Dennis, that's a great looking design. My first thought was though, that you may experience a lot of shimmy cutting wide hard wood. If so, you might end up welding another piece of angle to the other side for another track to give it that much more containment. Also with a single 2-post frame design like that harmonics might be a problem. That's why most companies use a 4 post design. Might never shimmy though but just throwing that out there. Thanks for sharing this adventure with us!


----------



## woodtickgreg (Oct 25, 2013)

Very cool, I love home made, diy, or whatever you want to call it. LOL Subscribed!


----------



## jimmyjames (Oct 25, 2013)

It looks like you found surplus center :) what size band wheels? Did you go with the 18 3/4" ones?


----------



## Cross Sawmill (Oct 25, 2013)

jimmyjames said:


> Hey very nice! I'm building one as well! What are you using for an engine?

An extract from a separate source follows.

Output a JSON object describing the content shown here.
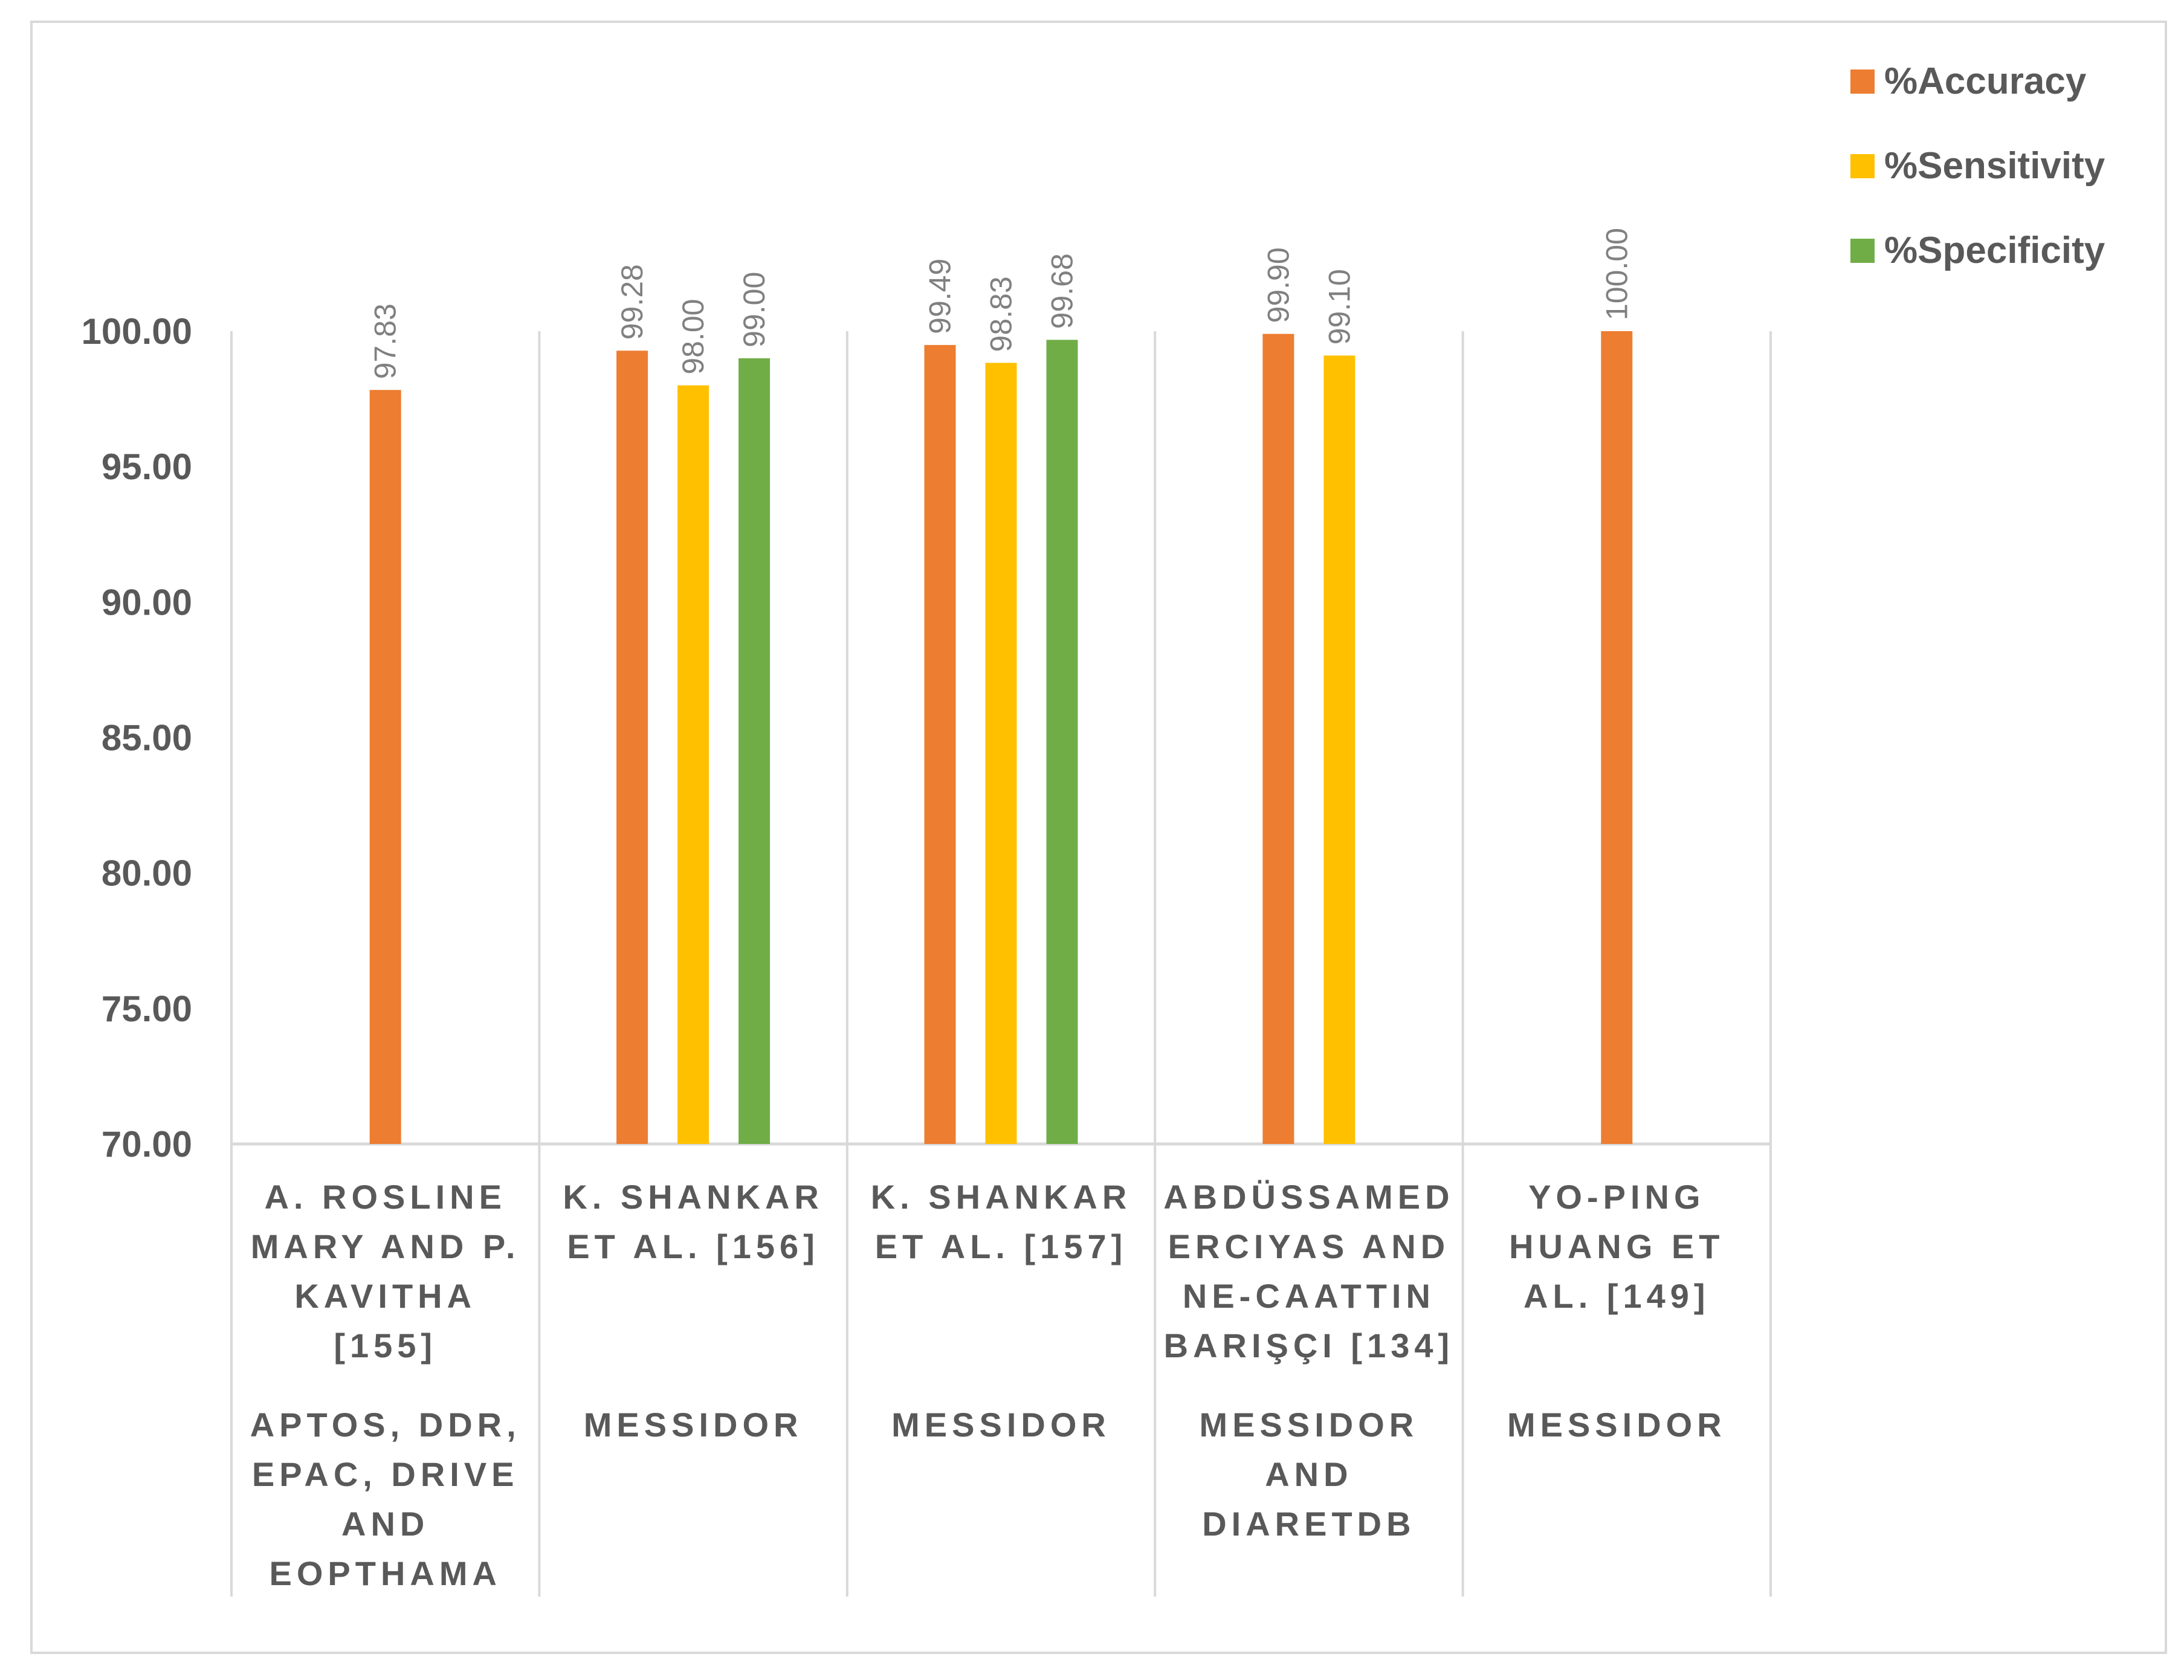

 Jimmyjames and All; I was up at my friends shop and He had a 27 HorsePower Kohler that came off a "Fast-Cut" Mower. It was pretty interesting as it's crankshaft was made to output power on both ends. He said one end powered the Blade and the other end powered the hydraulics.Hmmm! It is for sale for $500.00 dollars.


----------



## Dennis Ford (Oct 25, 2013)

Cross Sawmill said:


> Jimmyjames and All; I was up at my friends shop and He had a 27 HorsePower Kohler that came off a "Fast-Cut" Mower. It was pretty interesting as it's crankshaft was made to output power on both ends. He said one end powered the Blade and the other end powered the hydraulics.Hmmm! It is for sale for $500.00 dollars.



I am interested in that engine, it would be great for my mill.


----------



## Cross Sawmill (Oct 26, 2013)

Dennis Ford said:


> I am interested in that engine, it would be great for my mill.


My friends name is Eric Newberry. His number is 229-400-4064. If You can not reach Him, let Me know and I will help contact Him.


----------



## Dennis Ford (Nov 27, 2013)

Some progress pictures. I ended up with a 23 hp Vanguard engine; got a good deal on one at a local dealer (engine was new, box was old).
Lube tank (made from 6" PVC pipe)


 
Exhaust manifold (made from 1" EMT)


 
Other side

Reactions: Like 3


----------



## woodtickgreg (Nov 27, 2013)

Those engines are not bad for the money, at least they are Japanese quality and not Chinese that you can't get parts for. I have had equipment with the vanguard engines and the held up well for me.


----------



## Dennis Ford (Dec 17, 2013)

Did a test cut with it this afternoon on an old pine log; it worked great! Now I will work on building guards for the wheels and a log clamping system.

Reactions: Like 3


----------



## woodtickgreg (Dec 17, 2013)

Very cool! Looks like you will get a nice wide cut too!


----------



## Dennis Ford (Dec 29, 2013)

Cut some oak yesterday. This log was 10 ft long and 19 inches diameter (inside of bark on small end). Slabs up to 24 inches wide on the butt end. I found a couple of issues to work on but the mill is a success.

Reactions: Like 4


----------



## woodtickgreg (Dec 29, 2013)

Very cool! You got to run em to find out what needs to be improved. Great job, it looks good too!

Reactions: Like 1


----------



## barry richardson (Dec 29, 2013)

Congrats! Nothing better than making your own stuff, and it works, priceless.....

Reactions: Like 2


----------